1
votes

As requested, I have included a simplified screenshot that illustrates the issue.

enter image description here

As you can see, I subtracted the two dates and formatted it as "h:mm:ss". Why doesn't this give you the total amount of hours that have passed between the two dates? Is there a better way to do this? There is a great answer below, but I am trying to figure out why doing the way illustrated in this screenshot doesn't work.

END OF EDIT

I am aware that similar questions have been answered here, but for whatever reason this is not working for me at all.

I have two columns: one is a date, one is the time.

enter image description here

As you can see from the currently highlighted cell, the "time" column is actually stored as date with the time included. In column H, I have the date stored as a serial code so that the decimal number refers to a month, day, year, hour, minute, and second. When I subtract the serial code that refers to 2/16/2016 3:20:01 PM from the serial code that refers to refers to 2/14/2016 1:20:01 PM and format that cell as "h:mm", I am getting 2:00. Why?????
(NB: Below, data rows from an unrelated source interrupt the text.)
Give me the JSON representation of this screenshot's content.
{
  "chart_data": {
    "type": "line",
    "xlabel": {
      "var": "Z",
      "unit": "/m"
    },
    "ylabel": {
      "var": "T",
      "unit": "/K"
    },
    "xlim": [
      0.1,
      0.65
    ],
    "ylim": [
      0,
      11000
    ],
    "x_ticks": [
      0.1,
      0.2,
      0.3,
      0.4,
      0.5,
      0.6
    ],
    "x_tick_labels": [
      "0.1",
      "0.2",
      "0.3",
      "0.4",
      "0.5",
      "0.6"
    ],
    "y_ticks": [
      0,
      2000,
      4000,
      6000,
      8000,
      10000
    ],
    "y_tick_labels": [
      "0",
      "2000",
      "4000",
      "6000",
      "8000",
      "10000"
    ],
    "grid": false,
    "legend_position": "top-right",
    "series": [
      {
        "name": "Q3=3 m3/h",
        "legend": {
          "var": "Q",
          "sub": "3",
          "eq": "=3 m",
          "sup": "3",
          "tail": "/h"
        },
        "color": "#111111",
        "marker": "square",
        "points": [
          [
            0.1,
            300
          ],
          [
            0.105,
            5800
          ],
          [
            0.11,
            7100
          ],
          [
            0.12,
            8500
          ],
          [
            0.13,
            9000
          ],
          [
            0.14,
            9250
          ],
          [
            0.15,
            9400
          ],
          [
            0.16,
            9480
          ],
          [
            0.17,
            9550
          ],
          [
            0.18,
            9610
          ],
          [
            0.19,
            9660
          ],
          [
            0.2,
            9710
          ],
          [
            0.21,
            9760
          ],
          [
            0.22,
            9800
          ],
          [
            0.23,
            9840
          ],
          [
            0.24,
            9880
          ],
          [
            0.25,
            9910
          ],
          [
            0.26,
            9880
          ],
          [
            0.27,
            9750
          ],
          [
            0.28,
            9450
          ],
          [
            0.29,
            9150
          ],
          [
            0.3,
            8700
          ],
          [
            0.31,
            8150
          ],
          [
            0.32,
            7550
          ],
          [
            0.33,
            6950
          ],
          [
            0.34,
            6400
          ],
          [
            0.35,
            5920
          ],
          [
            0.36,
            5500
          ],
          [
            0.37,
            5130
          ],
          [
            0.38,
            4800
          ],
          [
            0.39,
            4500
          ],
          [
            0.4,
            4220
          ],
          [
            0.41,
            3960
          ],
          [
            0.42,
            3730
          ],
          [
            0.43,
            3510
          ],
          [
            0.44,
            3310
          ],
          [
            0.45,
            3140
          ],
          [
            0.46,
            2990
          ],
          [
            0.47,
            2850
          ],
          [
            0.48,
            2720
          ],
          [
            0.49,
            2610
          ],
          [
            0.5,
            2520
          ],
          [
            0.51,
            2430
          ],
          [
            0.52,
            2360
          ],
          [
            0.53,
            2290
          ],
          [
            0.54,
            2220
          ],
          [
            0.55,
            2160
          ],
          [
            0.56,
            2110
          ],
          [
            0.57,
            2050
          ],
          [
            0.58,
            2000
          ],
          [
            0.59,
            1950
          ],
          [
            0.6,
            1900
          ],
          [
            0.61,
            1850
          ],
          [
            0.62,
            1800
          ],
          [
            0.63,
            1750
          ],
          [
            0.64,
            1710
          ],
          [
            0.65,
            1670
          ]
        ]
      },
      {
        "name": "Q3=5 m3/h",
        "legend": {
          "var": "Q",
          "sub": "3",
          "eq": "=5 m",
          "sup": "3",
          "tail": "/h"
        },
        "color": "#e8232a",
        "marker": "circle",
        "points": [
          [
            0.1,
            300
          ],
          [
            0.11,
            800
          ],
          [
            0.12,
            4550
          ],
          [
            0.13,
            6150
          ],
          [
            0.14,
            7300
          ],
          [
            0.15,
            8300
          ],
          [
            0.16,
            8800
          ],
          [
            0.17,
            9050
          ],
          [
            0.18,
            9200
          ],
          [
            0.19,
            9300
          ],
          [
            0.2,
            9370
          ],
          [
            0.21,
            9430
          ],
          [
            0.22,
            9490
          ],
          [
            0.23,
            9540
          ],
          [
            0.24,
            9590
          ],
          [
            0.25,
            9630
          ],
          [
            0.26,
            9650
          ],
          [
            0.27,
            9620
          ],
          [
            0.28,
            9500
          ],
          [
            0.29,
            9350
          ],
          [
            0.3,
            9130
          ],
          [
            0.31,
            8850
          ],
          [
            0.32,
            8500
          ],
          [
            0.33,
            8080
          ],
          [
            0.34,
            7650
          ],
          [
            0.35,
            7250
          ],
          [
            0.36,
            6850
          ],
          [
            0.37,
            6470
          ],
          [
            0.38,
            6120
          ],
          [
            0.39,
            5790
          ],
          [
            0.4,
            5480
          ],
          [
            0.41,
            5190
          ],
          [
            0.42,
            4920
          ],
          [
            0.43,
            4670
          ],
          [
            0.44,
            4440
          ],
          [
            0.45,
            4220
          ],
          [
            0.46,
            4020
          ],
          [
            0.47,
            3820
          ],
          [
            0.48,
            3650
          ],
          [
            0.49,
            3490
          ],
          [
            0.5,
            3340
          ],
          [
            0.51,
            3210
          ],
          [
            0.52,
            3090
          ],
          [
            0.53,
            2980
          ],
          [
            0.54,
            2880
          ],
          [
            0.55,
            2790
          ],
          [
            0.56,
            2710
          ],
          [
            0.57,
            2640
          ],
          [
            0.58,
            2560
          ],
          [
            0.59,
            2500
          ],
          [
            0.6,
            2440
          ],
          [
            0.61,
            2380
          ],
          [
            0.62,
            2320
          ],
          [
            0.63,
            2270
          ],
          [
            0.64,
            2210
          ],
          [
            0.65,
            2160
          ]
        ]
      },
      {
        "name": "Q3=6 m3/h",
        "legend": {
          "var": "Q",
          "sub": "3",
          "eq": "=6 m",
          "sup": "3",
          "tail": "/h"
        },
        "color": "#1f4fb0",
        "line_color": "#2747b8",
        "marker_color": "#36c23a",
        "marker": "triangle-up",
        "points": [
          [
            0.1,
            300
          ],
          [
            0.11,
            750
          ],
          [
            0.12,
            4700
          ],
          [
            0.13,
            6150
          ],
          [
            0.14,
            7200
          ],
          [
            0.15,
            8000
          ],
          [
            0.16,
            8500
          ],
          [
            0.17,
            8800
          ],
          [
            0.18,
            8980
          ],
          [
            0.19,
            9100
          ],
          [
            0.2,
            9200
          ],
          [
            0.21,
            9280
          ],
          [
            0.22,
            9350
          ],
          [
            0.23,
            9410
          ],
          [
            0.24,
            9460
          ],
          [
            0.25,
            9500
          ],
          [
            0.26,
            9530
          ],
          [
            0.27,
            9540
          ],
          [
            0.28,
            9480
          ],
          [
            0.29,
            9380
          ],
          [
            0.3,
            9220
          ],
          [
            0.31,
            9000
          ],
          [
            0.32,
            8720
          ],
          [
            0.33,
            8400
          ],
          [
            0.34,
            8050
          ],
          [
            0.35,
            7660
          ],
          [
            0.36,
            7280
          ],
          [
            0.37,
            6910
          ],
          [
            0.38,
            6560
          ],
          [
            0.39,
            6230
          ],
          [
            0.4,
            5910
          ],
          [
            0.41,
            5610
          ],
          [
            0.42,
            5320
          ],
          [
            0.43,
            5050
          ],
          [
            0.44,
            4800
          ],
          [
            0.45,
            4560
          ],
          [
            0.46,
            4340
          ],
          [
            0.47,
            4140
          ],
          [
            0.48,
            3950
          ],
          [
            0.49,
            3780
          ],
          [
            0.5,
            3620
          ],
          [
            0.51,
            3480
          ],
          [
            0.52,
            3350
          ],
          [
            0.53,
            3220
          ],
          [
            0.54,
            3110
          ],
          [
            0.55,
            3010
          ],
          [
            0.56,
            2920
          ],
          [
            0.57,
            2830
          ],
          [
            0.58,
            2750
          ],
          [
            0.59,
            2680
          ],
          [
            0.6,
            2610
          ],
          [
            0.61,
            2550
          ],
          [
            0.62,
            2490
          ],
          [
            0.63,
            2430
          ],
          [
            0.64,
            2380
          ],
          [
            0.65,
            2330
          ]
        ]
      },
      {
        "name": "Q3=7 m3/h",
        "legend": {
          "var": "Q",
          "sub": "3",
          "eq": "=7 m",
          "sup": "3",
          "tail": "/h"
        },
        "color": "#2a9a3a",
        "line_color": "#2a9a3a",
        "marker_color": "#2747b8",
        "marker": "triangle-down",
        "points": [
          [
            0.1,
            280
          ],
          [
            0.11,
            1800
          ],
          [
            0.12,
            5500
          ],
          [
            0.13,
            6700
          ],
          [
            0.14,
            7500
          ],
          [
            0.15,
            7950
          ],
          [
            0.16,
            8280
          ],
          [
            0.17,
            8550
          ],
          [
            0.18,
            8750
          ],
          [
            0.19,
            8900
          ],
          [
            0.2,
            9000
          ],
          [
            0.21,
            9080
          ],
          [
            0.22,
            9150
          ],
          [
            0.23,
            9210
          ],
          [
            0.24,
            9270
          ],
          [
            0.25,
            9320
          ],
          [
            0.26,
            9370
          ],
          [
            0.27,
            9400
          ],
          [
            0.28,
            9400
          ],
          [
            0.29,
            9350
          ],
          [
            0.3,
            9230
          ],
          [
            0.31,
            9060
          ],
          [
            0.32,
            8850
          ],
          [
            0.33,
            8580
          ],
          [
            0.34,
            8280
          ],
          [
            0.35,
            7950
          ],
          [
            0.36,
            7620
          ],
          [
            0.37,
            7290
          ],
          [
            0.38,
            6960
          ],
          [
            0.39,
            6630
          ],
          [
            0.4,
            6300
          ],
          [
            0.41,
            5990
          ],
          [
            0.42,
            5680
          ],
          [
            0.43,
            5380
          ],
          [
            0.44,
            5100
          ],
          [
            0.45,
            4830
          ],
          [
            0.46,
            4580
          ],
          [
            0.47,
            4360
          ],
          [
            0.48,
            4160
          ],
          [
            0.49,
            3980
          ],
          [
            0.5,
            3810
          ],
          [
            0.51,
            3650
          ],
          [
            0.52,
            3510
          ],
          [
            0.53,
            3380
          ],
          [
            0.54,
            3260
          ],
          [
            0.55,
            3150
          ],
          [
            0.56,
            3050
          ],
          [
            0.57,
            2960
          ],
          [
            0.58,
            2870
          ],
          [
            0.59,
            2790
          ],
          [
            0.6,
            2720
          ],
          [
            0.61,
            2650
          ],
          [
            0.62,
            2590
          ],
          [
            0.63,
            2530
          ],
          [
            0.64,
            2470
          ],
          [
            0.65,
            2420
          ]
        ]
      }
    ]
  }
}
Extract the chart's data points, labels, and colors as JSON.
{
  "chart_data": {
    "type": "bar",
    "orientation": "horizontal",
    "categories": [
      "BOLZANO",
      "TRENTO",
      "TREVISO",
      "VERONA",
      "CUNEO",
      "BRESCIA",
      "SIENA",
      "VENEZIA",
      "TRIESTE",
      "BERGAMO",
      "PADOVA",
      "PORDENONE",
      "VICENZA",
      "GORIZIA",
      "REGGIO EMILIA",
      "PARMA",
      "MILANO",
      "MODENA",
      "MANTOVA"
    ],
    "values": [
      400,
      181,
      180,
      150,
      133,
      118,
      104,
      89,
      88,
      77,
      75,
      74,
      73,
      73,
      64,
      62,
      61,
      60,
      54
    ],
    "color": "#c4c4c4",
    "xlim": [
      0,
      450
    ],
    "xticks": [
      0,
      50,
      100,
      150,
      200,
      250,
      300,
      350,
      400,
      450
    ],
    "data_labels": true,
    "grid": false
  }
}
I have been hacking away at this for a while and this is supposed to be stupid easy and it's not working. Any help is greatly appreciated so I can move on to more important things.

2
There are more than 2 hours between the 14th of February and the 16th of February. Am I not asking this properly?Ryan_C
It's okay. I have no idea what to do and this starting to really frustrate me. Why doesn't this work??Ryan_C
There are more than 2 hours between the 14th of February and the 16th of February. Am I not asking this properly? It's not really clear what you are asking about, there's a table with too many rows and columns on the screenshot. Create one with only 3 values - A, B, C, format it to show full values and ask why A-B<>CBrakNicku
I think you are getting bogged down with Excel's formatting, which admittedly can mask what is really going on underneath the hood.Tim Biegeleisen
Is it possible that your formatting is simply discarding the day-difference?Geoffrey Wiseman

2 Answers

1
votes

It does work. Just take the difference between the two dates, format the cell containing the difference as Number, and then use one of the following formulas to get the units you want. I will assume that:

A1 has the value 2/16/2016 3:20:01 PM

B1 has the value 2/14/2016 1:20:01 PM

Into C1 enter A1 - B1, and format it as Number

If you want the difference as days, leave C1 as is.
If you want hours, use =24*(A1 - B1)
If you want minutes, use =24*60*(A1 - B1)
If you want seconds, use =24*60*60*(A1 - B1)

0
votes

THE ANSWER TO THIS IS REALLY SILLY.

Below, you will find that Tim Biegeleisen provided an excellent answer to this question. I just wanted to further elaborate.

Sometimes having too many option for formatting can be a problem, which is what happened here.

When you subtract 2/14/2016 1:20:01 PM from 2/16/2016 3:20:01 PM and format it as h:mm:ss it only subtracts the hours portion and ignores days. You just have to somehow know that if you are trying to do what I'm trying to do, you have to format it as [h]:mm:ss and then it will calculate the total number of hours passed. The bracket around the "h" is the important part here. I hope this helps the next person who comes across this.